Tolerating Device Failure in Distributed Quantum Computing

TL;DR

This paper explores how distributed quantum computers can tolerate component failures using quantum error correction, maintaining logical error rates despite node failures, and compares code performances.

Contribution

It demonstrates that modular quantum networks with error correction can sustain operation during component failures, highlighting the effectiveness of toric and hyperbolic Floquet codes.

Findings

Quantum devices can be swapped during operation with minimal impact on error rates.

Toric and hyperbolic Floquet codes maintain logical information under node failures.

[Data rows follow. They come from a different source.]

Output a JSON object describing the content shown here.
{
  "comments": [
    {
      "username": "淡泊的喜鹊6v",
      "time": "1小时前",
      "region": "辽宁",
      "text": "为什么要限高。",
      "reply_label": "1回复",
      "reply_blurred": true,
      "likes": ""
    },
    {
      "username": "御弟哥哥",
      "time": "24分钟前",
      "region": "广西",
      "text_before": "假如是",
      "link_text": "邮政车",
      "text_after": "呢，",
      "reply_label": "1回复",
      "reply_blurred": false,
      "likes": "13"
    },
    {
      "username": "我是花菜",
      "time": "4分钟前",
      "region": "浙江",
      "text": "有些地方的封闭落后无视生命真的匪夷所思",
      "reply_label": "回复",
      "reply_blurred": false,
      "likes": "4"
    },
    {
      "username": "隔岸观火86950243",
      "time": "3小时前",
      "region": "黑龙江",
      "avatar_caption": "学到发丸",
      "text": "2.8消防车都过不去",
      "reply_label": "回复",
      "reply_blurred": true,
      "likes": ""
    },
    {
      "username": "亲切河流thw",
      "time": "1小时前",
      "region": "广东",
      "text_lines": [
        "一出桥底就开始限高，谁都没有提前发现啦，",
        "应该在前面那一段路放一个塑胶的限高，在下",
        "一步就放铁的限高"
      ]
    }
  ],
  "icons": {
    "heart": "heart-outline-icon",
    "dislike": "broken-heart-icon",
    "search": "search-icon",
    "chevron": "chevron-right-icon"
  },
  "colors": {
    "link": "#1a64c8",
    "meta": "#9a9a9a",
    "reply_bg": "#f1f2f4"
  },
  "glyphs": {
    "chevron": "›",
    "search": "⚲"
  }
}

Distributed toric code outperforms monolithic implementation below 0.05% error rate during catastrophic failure.

Abstract

It is desirable that a distributed quantum computer can operate despite the replacement or failure of its constituent components, allowing the reliability of the distributed system to exceed that of its subcomponents. We first show that when quantum error correction is performed over a modular quantum network, quantum devices can be swapped out or replaced, during operation, with minimal impact on logical error rates. We also investigate the ability of the toric and hyperbolic Floquet quantum error correcting codes to protect logical information under low rates of modular node failure. In particular, we show that under the proposed distributed quantum error scheme, the selected codes are able to maintain good logical error suppression during the failure of entire nodes. For catastrophic node failure of probability p/100, we suggest that a distributed toric code would outperform one implemented on a monolithic device below a physical error rate of 0.05%.